Just a whisper of the village that thrived here 100 years ago, Bradyville was once home to two banks, four stores, a telephone switchboard and even a hospital.
"The old rock building, the bank, is the only landmark that stands out," recollected Robert Bush, of Woodbury, who grew up here in the 1950s and '60s and attended the Bradyville School.
"I can remember three storehouses opened there in the late '50s," he says of businesses run by families named Lowe, Jernigan and Rogers.
As for its heyday in the 1920s and 1930s, he noted "It was a large town with three of four storehouses, bank activity and a local switchboard. I guess in the early 1930s was the first time it had gasoline for sale. Standard Oil put in tanks in a two-store mercantile run by the Shelton's.
"It burned down in 1931, and a couple more buildings burned along with it. Cecil Miller had a photography studio in the top floor of it. They moved the gas tanks to Bynum's Storehouse which Jim Caffy ran for a while.
"Dr. Adams lived in Bradyville for about 11 years where he practiced medicine and was involved in those banks over there. He had a hospital and kept patients there before he came to Woodbury," said Bush.

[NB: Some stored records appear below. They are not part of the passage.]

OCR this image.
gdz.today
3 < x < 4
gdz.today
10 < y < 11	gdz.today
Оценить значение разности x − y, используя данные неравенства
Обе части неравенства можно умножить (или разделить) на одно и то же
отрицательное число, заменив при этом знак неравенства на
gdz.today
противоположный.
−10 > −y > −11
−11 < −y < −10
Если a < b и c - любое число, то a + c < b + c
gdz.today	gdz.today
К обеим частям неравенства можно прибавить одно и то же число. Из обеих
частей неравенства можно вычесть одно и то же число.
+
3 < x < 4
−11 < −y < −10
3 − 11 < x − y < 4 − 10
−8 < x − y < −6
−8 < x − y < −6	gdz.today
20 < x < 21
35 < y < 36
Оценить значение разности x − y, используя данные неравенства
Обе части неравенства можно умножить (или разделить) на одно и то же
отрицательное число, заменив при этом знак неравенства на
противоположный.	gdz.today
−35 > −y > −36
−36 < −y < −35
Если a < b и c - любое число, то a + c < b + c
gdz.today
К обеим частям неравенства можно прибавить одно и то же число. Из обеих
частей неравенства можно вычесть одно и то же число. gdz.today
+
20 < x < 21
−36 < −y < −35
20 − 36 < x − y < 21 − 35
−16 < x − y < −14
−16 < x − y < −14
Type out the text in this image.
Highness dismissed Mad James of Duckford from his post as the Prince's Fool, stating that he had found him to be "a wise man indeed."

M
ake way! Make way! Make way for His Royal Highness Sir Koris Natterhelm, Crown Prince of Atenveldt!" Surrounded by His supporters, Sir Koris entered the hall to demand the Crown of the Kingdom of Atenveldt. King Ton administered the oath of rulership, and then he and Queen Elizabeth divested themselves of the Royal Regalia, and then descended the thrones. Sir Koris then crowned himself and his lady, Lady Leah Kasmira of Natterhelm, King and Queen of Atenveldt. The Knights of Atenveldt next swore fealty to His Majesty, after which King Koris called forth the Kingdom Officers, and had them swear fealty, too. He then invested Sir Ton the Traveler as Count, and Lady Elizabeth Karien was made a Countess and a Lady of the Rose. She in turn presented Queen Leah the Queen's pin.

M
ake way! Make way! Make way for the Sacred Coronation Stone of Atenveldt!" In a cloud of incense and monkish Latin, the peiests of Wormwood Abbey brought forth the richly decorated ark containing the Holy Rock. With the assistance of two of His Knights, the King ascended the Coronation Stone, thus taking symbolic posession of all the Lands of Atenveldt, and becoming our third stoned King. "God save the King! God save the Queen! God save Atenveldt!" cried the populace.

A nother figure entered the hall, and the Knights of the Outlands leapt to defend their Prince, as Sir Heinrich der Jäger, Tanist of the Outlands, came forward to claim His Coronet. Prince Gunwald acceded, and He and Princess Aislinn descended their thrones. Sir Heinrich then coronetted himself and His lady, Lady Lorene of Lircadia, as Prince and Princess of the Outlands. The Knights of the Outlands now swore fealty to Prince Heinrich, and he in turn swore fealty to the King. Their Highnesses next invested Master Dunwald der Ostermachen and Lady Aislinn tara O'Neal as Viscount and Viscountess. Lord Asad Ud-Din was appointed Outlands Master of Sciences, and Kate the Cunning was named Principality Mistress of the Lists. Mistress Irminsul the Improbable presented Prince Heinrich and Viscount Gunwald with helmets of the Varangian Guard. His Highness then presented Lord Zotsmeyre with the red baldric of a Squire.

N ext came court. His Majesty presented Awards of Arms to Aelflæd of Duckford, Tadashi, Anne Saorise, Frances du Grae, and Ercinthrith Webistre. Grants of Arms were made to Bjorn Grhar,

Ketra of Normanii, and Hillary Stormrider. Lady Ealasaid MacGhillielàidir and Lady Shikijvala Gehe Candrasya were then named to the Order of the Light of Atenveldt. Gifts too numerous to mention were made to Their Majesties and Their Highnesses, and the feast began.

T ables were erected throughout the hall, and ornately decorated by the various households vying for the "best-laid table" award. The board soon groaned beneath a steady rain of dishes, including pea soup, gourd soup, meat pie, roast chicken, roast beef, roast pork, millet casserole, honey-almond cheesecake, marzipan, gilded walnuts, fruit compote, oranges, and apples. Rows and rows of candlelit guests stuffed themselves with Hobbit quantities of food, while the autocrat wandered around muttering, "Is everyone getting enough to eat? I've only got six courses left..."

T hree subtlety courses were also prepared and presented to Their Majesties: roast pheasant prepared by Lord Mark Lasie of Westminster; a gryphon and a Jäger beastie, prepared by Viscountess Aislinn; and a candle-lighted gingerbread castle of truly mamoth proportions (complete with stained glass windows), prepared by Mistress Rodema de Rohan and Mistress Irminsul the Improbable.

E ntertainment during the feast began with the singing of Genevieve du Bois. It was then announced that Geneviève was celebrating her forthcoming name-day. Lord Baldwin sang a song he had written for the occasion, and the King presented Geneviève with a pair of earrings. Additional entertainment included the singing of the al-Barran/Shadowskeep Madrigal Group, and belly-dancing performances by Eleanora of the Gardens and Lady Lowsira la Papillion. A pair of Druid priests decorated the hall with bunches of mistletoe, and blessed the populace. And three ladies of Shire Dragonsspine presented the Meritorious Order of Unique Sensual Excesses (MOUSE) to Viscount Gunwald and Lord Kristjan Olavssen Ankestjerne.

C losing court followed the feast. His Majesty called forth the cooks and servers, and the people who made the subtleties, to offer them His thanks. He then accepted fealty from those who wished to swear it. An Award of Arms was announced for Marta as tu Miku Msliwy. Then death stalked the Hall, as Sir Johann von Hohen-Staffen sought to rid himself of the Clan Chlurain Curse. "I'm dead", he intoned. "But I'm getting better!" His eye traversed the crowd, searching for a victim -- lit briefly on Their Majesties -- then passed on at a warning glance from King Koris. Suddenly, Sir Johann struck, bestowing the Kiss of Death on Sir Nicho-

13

Regarding the 90-year-old bank that Tink Driver has hopes of restoring to its former glory, he said, "There were two banks there for a while. The Peoples Bank of Bradyville was in a little wooden storehouse next to a small brick building on the opposite side of the road. The stone building standing was called the Bank of Bradyville and was chartered in about 1910 or 1911."
The banks merged in 1924 or 1925 and took on the name Union State Bank, which can be seen etched in the stone at the top of the structure.
"They hewed the stone out of the hills of Bradyville and hauled them specifically for a bank," Bush said. It was built on property that formerly belonged to Dr. James Curlee.
In 1925 the Cannon County Banking Company of Woodbury absorbed Union State Bank. Both enterprises closed during the Depression. Empty for a few years, the bank structure later served as the Bradyville Post Office.
Bush remembers when the building served as the polling place for local, state and national elections. "It was just a neat place to walk into," he said. Over later decades, it was used as a residence.
As for the name of the community of Bradyville, Bush said, "It is believed the name came from a man named Brady, whose first name might have been Joseph, who, during the 1820s, preached in the area, especially at a bluff two miles across the ridge on Carson Creek that came to be known as Brady's Rock.